According to SteamSpy, Subsurface Circular is currently estimated to have around 7,400 owners, while Heat Signature is sitting on almost 44,000. The difference between their releases, however, couldn’t shed a brighter light on the importance of marketing. Heat Signature isn’t the only Steam release to come out in the last few months by a high-profile indie dev from the platform’s early days, but at least Francis gave fans a bit more notice than Thomas Was Alone’s Mike Bithell did with Subsurface Circular, which released in August on Steam with a single tweet. the shadow of a massive financial disaster. But I’m happy to be doing all that in the aftermath of a success, rather than eg.

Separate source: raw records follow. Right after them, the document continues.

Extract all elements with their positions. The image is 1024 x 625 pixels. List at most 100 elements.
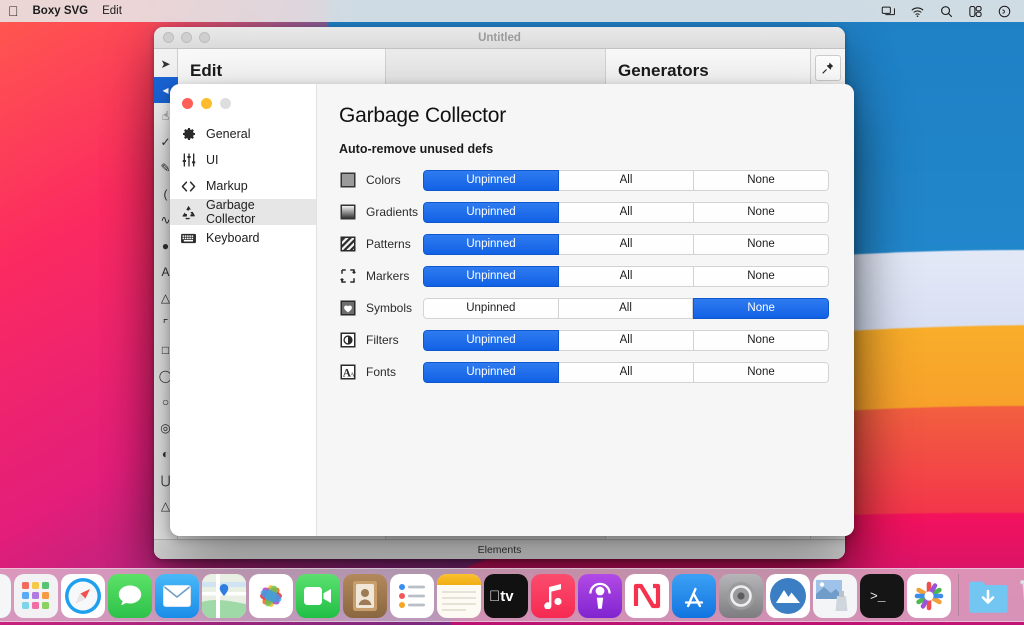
filter-icon <box>340 332 356 348</box>
segment-unpinned[interactable]: Unpinned <box>423 169 559 191</box>
segmented-control-gradients[interactable]: Unpinned All None <box>423 201 829 223</box>
setting-row-symbols: Symbols Unpinned All None <box>339 292 830 324</box>
row-label: Markers <box>366 269 410 283</box>
sliders-icon <box>180 152 197 169</box>
prefs-close-button[interactable] <box>182 98 193 109</box>
segment-none[interactable]: None <box>694 265 829 287</box>
generators-panel-title: Generators <box>618 61 709 80</box>
spotlight-search-icon[interactable] <box>939 4 954 19</box>
siri-icon[interactable] <box>997 4 1012 19</box>
segment-unpinned[interactable]: Unpinned <box>423 201 559 223</box>
control-center-icon[interactable] <box>968 4 983 19</box>
dock-item-app-store[interactable] <box>672 574 716 618</box>
dock-item-launchpad[interactable] <box>14 574 58 618</box>
segment-all[interactable]: All <box>559 265 694 287</box>
dock-item-reminders[interactable] <box>390 574 434 618</box>
dock-item-finder[interactable] <box>0 574 11 618</box>
section-title: Auto-remove unused defs <box>339 142 494 156</box>
dock-item-notes[interactable] <box>437 574 481 618</box>
segment-unpinned[interactable]: Unpinned <box>423 265 559 287</box>
dock-item-trash[interactable] <box>1013 574 1024 618</box>
row-label: Fonts <box>366 365 397 379</box>
segment-unpinned[interactable]: Unpinned <box>423 329 559 351</box>
dock-item-contacts[interactable] <box>343 574 387 618</box>
segmented-control-colors[interactable]: Unpinned All None <box>423 169 829 191</box>
dock-item-downloads-folder[interactable] <box>966 574 1010 618</box>
pattern-icon <box>340 236 356 252</box>
dock-item-mail[interactable] <box>155 574 199 618</box>
segmented-control-symbols[interactable]: Unpinned All None <box>423 297 829 319</box>
pin-button[interactable] <box>815 55 841 81</box>
keyboard-icon <box>180 230 197 247</box>
segmented-control-fonts[interactable]: Unpinned All None <box>423 361 829 383</box>
segment-unpinned[interactable]: Unpinned <box>423 361 559 383</box>
pin-icon <box>822 62 834 74</box>
sidebar-item-general[interactable]: General <box>170 121 316 147</box>
segmented-control-patterns[interactable]: Unpinned All None <box>423 233 829 255</box>
sidebar-item-label: Keyboard <box>206 231 260 245</box>
dock[interactable]: tv <box>0 568 1024 622</box>
segment-unpinned[interactable]: Unpinned <box>423 297 559 319</box>
segment-all[interactable]: All <box>559 201 694 223</box>
sidebar-item-label: UI <box>206 153 219 167</box>
sidebar-item-garbage-collector[interactable]: Garbage Collector <box>170 198 316 226</box>
sidebar-item-keyboard[interactable]: Keyboard <box>170 225 316 251</box>
segment-none[interactable]: None <box>694 201 829 223</box>
prefs-minimize-button[interactable] <box>201 98 212 109</box>
dock-item-system-preferences[interactable] <box>719 574 763 618</box>
app-titlebar[interactable]: Untitled <box>154 27 845 49</box>
tool-select-arrow-icon[interactable]: ➤ <box>154 51 178 77</box>
dock-item-podcasts[interactable] <box>578 574 622 618</box>
row-label: Patterns <box>366 237 411 251</box>
status-bar-label: Elements <box>477 543 522 556</box>
sidebar-item-markup[interactable]: Markup <box>170 173 316 199</box>
preferences-dialog[interactable]: General UI Markup Garbage Collector Keyb… <box>170 84 854 536</box>
menu-bar:  Boxy SVG Edit <box>0 0 1024 22</box>
segment-none[interactable]: None <box>694 329 829 351</box>
segment-all[interactable]: All <box>559 169 694 191</box>
wifi-icon[interactable] <box>910 4 925 19</box>
gear-icon <box>180 126 197 143</box>
apple-menu-icon[interactable]:  <box>8 0 19 22</box>
dock-item-news[interactable] <box>625 574 669 618</box>
sidebar-item-ui[interactable]: UI <box>170 147 316 173</box>
menu-bar-extras <box>881 4 1016 19</box>
swatch-icon <box>340 172 356 188</box>
page-title: Garbage Collector <box>339 104 507 127</box>
row-label: Filters <box>366 333 399 347</box>
symbol-icon <box>340 300 356 316</box>
preferences-sidebar[interactable]: General UI Markup Garbage Collector Keyb… <box>170 84 317 536</box>
sidebar-item-label: Markup <box>206 179 248 193</box>
dock-item-music[interactable] <box>531 574 575 618</box>
segmented-control-markers[interactable]: Unpinned All None <box>423 265 829 287</box>
segment-all[interactable]: All <box>559 361 694 383</box>
app-window-title: Untitled <box>478 31 521 44</box>
dock-item-maps[interactable] <box>202 574 246 618</box>
segment-none[interactable]: None <box>693 297 829 319</box>
segment-all[interactable]: All <box>559 233 694 255</box>
dock-item-photos[interactable] <box>249 574 293 618</box>
dock-item-preview[interactable] <box>813 574 857 618</box>
dock-item-messages[interactable] <box>108 574 152 618</box>
dock-item-app-blue-mountain[interactable] <box>766 574 810 618</box>
segment-none[interactable]: None <box>694 233 829 255</box>
segment-all[interactable]: All <box>559 329 694 351</box>
segmented-control-filters[interactable]: Unpinned All None <box>423 329 829 351</box>
segment-all[interactable]: All <box>558 297 694 319</box>
screen-mirroring-icon[interactable] <box>881 4 896 19</box>
segment-none[interactable]: None <box>694 169 829 191</box>
dock-item-facetime[interactable] <box>296 574 340 618</box>
segment-unpinned[interactable]: Unpinned <box>423 233 559 255</box>
segment-none[interactable]: None <box>694 361 829 383</box>
dock-item-tv[interactable]: tv <box>484 574 528 618</box>
code-brackets-icon <box>180 178 197 195</box>
preferences-traffic-lights[interactable] <box>170 92 316 121</box>
svg-text:>_: >_ <box>870 589 886 604</box>
setting-row-markers: Markers Unpinned All None <box>339 260 830 292</box>
dock-item-boxy-svg[interactable] <box>907 574 951 618</box>
gradient-icon <box>340 204 356 220</box>
dock-item-safari[interactable] <box>61 574 105 618</box>
menu-item-app-name[interactable]: Boxy SVG <box>33 0 89 22</box>
menu-item-edit[interactable]: Edit <box>102 0 122 22</box>
dock-item-terminal[interactable]: >_ <box>860 574 904 618</box>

"Now I’m in a state of simultaneously needing a) a break, b) to catch up on a backlog of urgent things I let slide during development, and c) to tweak the game in response to feedback. This was a huge gamble and I’m so relieved and grateful and frankly surprised it paid off. Thank you so much to everyone who bought it and spread the word, and to everyone who’s left such lovely reviews. We hit #1 on Steam on launch day, and stayed in the top 10 for most of the week.

Not by much, and it’s too soon to know if it’ll have the same long-tail Gunpoint did, but so far it really is a Gunpoint-size success.